Self-organization happens to us as well -- to our families and businesses -- perhaps to our entire world. A unit (or individual) that is part of a self-organizing system might feel their identity slipping away as self-organization happens, just like those single-celled amoebae feel their identity disappearing as they became body parts in the larger multi-celled organism that is coming into existence.

For members of a group or organization that may be undergoing self-organization to a more complex state, other changes will occur. Relationships will change, chains of command may break or re-form in different ways. There is no obvious assurance at such a time that the end result will be better than what has existed before – but there is also no reason to believe that we, as individuals, have any power to stop the force which is moving the system forward toward a new self-organized state.

What are we to do in such a situation, when our family or business – or nation – seems caught up in a self-organization event? And how do we recognize when change is actually self-organization and not something else?

First, self-organization is never top-down. Self-organization is the very essence of grass-roots-directed change. Self-organization happens when the parts of a system begin interacting in different ways, not because somebody tells them to, but because they want to.

The whole system is involved and it is impossible to tell who is in charge during self-organization, because nobody is. In a family or organization or nation, then, one can be assured that it is not self-organization if change starts at the top or is being controlled by a small group.

The best way to weather the storm of self-organization is to trust. We must believe that a better life or existence is taking shape and that it is a benevolent force that is behind it all or we will fight the change at every turn.

This can be difficult enough when the self-organizing system we are caught up in is a family or a church, but what if it seems to be our nation – or the whole world – that is undergoing a possible self-organization? How do we even know that it is self-organization that is occurring and not some apocalyptic event?

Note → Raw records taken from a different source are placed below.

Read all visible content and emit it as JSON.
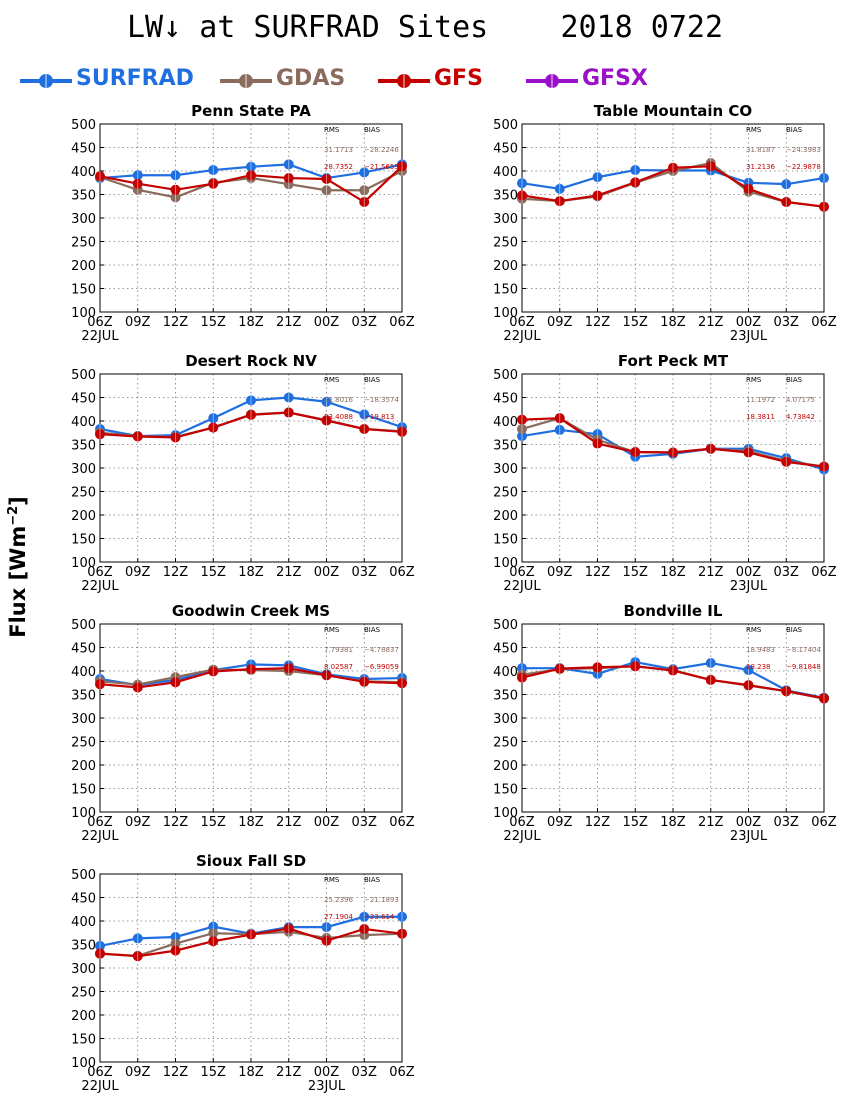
{
  "header": {
    "title": "LW↓ at SURFRAD Sites    2018 0722"
  },
  "legend": [
    {
      "name": "SURFRAD",
      "color": "#1f6fe0"
    },
    {
      "name": "GDAS",
      "color": "#8b6b5e"
    },
    {
      "name": "GFS",
      "color": "#c40000"
    },
    {
      "name": "GFSX",
      "color": "#9a10c8"
    }
  ],
  "y_axis_label": "Flux [Wm⁻²]",
  "chart_data": [
    {
      "type": "line",
      "title": "Penn State PA",
      "x": [
        "06Z",
        "09Z",
        "12Z",
        "15Z",
        "18Z",
        "21Z",
        "00Z",
        "03Z",
        "06Z"
      ],
      "date_labels": [
        {
          "index": 0,
          "text": "22JUL"
        }
      ],
      "ylim": [
        100,
        500
      ],
      "yticks": [
        100,
        150,
        200,
        250,
        300,
        350,
        400,
        450,
        500
      ],
      "grid": true,
      "series": [
        {
          "name": "SURFRAD",
          "color": "#1f6fe0",
          "values": [
            385,
            391,
            391,
            402,
            409,
            414,
            385,
            397,
            414
          ]
        },
        {
          "name": "GDAS",
          "color": "#8b6b5e",
          "values": [
            387,
            360,
            344,
            375,
            385,
            372,
            359,
            359,
            400
          ]
        },
        {
          "name": "GFS",
          "color": "#c40000",
          "values": [
            389,
            373,
            360,
            373,
            391,
            385,
            383,
            334,
            410
          ]
        }
      ],
      "stats": {
        "rms_label": "RMS",
        "bias_label": "BIAS",
        "rows": [
          {
            "color": "#8b6b5e",
            "rms": "31.1713",
            "bias": "−28.2246"
          },
          {
            "color": "#c40000",
            "rms": "28.7352",
            "bias": "−21.5653"
          }
        ]
      }
    },
    {
      "type": "line",
      "title": "Table Mountain CO",
      "x": [
        "06Z",
        "09Z",
        "12Z",
        "15Z",
        "18Z",
        "21Z",
        "00Z",
        "03Z",
        "06Z"
      ],
      "date_labels": [
        {
          "index": 0,
          "text": "22JUL"
        },
        {
          "index": 6,
          "text": "23JUL"
        }
      ],
      "ylim": [
        100,
        500
      ],
      "yticks": [
        100,
        150,
        200,
        250,
        300,
        350,
        400,
        450,
        500
      ],
      "grid": true,
      "series": [
        {
          "name": "SURFRAD",
          "color": "#1f6fe0",
          "values": [
            374,
            362,
            387,
            402,
            401,
            401,
            375,
            372,
            385
          ]
        },
        {
          "name": "GDAS",
          "color": "#8b6b5e",
          "values": [
            341,
            336,
            346,
            375,
            400,
            417,
            356,
            334,
            324
          ]
        },
        {
          "name": "GFS",
          "color": "#c40000",
          "values": [
            348,
            336,
            348,
            376,
            407,
            410,
            362,
            334,
            324
          ]
        }
      ],
      "stats": {
        "rms_label": "RMS",
        "bias_label": "BIAS",
        "rows": [
          {
            "color": "#8b6b5e",
            "rms": "31.8187",
            "bias": "−24.3983"
          },
          {
            "color": "#c40000",
            "rms": "31.2136",
            "bias": "−22.9878"
          }
        ]
      }
    },
    {
      "type": "line",
      "title": "Desert Rock NV",
      "x": [
        "06Z",
        "09Z",
        "12Z",
        "15Z",
        "18Z",
        "21Z",
        "00Z",
        "03Z",
        "06Z"
      ],
      "date_labels": [
        {
          "index": 0,
          "text": "22JUL"
        }
      ],
      "ylim": [
        100,
        500
      ],
      "yticks": [
        100,
        150,
        200,
        250,
        300,
        350,
        400,
        450,
        500
      ],
      "grid": true,
      "series": [
        {
          "name": "SURFRAD",
          "color": "#1f6fe0",
          "values": [
            383,
            368,
            370,
            406,
            444,
            450,
            441,
            414,
            387
          ]
        },
        {
          "name": "GDAS",
          "color": "#8b6b5e",
          "values": [
            375,
            368,
            366,
            386,
            414,
            418,
            402,
            383,
            378
          ]
        },
        {
          "name": "GFS",
          "color": "#c40000",
          "values": [
            372,
            367,
            365,
            386,
            413,
            418,
            401,
            383,
            377
          ]
        }
      ],
      "stats": {
        "rms_label": "RMS",
        "bias_label": "BIAS",
        "rows": [
          {
            "color": "#8b6b5e",
            "rms": "22.8016",
            "bias": "−18.3574"
          },
          {
            "color": "#c40000",
            "rms": "23.4088",
            "bias": "−19.813"
          }
        ]
      }
    },
    {
      "type": "line",
      "title": "Fort Peck MT",
      "x": [
        "06Z",
        "09Z",
        "12Z",
        "15Z",
        "18Z",
        "21Z",
        "00Z",
        "03Z",
        "06Z"
      ],
      "date_labels": [
        {
          "index": 0,
          "text": "22JUL"
        },
        {
          "index": 6,
          "text": "23JUL"
        }
      ],
      "ylim": [
        100,
        500
      ],
      "yticks": [
        100,
        150,
        200,
        250,
        300,
        350,
        400,
        450,
        500
      ],
      "grid": true,
      "series": [
        {
          "name": "SURFRAD",
          "color": "#1f6fe0",
          "values": [
            368,
            381,
            372,
            324,
            330,
            341,
            341,
            321,
            297
          ]
        },
        {
          "name": "GDAS",
          "color": "#8b6b5e",
          "values": [
            383,
            406,
            360,
            334,
            333,
            341,
            336,
            315,
            303
          ]
        },
        {
          "name": "GFS",
          "color": "#c40000",
          "values": [
            403,
            406,
            352,
            334,
            333,
            341,
            333,
            313,
            303
          ]
        }
      ],
      "stats": {
        "rms_label": "RMS",
        "bias_label": "BIAS",
        "rows": [
          {
            "color": "#8b6b5e",
            "rms": "11.1972",
            "bias": "4.07175"
          },
          {
            "color": "#c40000",
            "rms": "18.3811",
            "bias": "4.73842"
          }
        ]
      }
    },
    {
      "type": "line",
      "title": "Goodwin Creek MS",
      "x": [
        "06Z",
        "09Z",
        "12Z",
        "15Z",
        "18Z",
        "21Z",
        "00Z",
        "03Z",
        "06Z"
      ],
      "date_labels": [
        {
          "index": 0,
          "text": "22JUL"
        }
      ],
      "ylim": [
        100,
        500
      ],
      "yticks": [
        100,
        150,
        200,
        250,
        300,
        350,
        400,
        450,
        500
      ],
      "grid": true,
      "series": [
        {
          "name": "SURFRAD",
          "color": "#1f6fe0",
          "values": [
            383,
            370,
            381,
            402,
            414,
            412,
            393,
            383,
            385
          ]
        },
        {
          "name": "GDAS",
          "color": "#8b6b5e",
          "values": [
            378,
            371,
            387,
            403,
            402,
            400,
            391,
            378,
            376
          ]
        },
        {
          "name": "GFS",
          "color": "#c40000",
          "values": [
            372,
            365,
            376,
            399,
            404,
            406,
            391,
            377,
            374
          ]
        }
      ],
      "stats": {
        "rms_label": "RMS",
        "bias_label": "BIAS",
        "rows": [
          {
            "color": "#8b6b5e",
            "rms": "7.79381",
            "bias": "−4.78837"
          },
          {
            "color": "#c40000",
            "rms": "8.02587",
            "bias": "−6.99059"
          }
        ]
      }
    },
    {
      "type": "line",
      "title": "Bondville IL",
      "x": [
        "06Z",
        "09Z",
        "12Z",
        "15Z",
        "18Z",
        "21Z",
        "00Z",
        "03Z",
        "06Z"
      ],
      "date_labels": [
        {
          "index": 0,
          "text": "22JUL"
        },
        {
          "index": 6,
          "text": "23JUL"
        }
      ],
      "ylim": [
        100,
        500
      ],
      "yticks": [
        100,
        150,
        200,
        250,
        300,
        350,
        400,
        450,
        500
      ],
      "grid": true,
      "series": [
        {
          "name": "SURFRAD",
          "color": "#1f6fe0",
          "values": [
            406,
            406,
            394,
            419,
            404,
            417,
            402,
            359,
            343
          ]
        },
        {
          "name": "GDAS",
          "color": "#8b6b5e",
          "values": [
            392,
            404,
            406,
            410,
            402,
            381,
            369,
            357,
            341
          ]
        },
        {
          "name": "GFS",
          "color": "#c40000",
          "values": [
            386,
            405,
            408,
            410,
            401,
            381,
            370,
            357,
            342
          ]
        }
      ],
      "stats": {
        "rms_label": "RMS",
        "bias_label": "BIAS",
        "rows": [
          {
            "color": "#8b6b5e",
            "rms": "18.9483",
            "bias": "−8.17404"
          },
          {
            "color": "#c40000",
            "rms": "18.238",
            "bias": "−9.81848"
          }
        ]
      }
    },
    {
      "type": "line",
      "title": "Sioux Fall SD",
      "x": [
        "06Z",
        "09Z",
        "12Z",
        "15Z",
        "18Z",
        "21Z",
        "00Z",
        "03Z",
        "06Z"
      ],
      "date_labels": [
        {
          "index": 0,
          "text": "22JUL"
        },
        {
          "index": 6,
          "text": "23JUL"
        }
      ],
      "ylim": [
        100,
        500
      ],
      "yticks": [
        100,
        150,
        200,
        250,
        300,
        350,
        400,
        450,
        500
      ],
      "grid": true,
      "series": [
        {
          "name": "SURFRAD",
          "color": "#1f6fe0",
          "values": [
            347,
            363,
            366,
            388,
            373,
            387,
            387,
            409,
            409
          ]
        },
        {
          "name": "GDAS",
          "color": "#8b6b5e",
          "values": [
            330,
            326,
            352,
            374,
            372,
            377,
            364,
            370,
            373
          ]
        },
        {
          "name": "GFS",
          "color": "#c40000",
          "values": [
            331,
            325,
            337,
            357,
            371,
            384,
            358,
            383,
            373
          ]
        }
      ],
      "stats": {
        "rms_label": "RMS",
        "bias_label": "BIAS",
        "rows": [
          {
            "color": "#8b6b5e",
            "rms": "25.2396",
            "bias": "−21.1893"
          },
          {
            "color": "#c40000",
            "rms": "27.1904",
            "bias": "−23.614"
          }
        ]
      }
    }
  ]
}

When cataclysmic change is occurring all around us, when mighty skyscrapers crash to the ground and terrorists send deadly disease spores through the mail, is our world self-organizing? Or is our world coming to an end? Or is this just two different ways to say the same thing?

Just as those early single-celled individuals would have told us there is no way for us, as individuals, to tell the difference between the end of a familiar way of life and the beginning of a whole new, wonderful world. All we can do is trust.

Comments

  1. Nice post! I love the idea that all of our small accidental movements and choices might add up to something bigger, something coherent.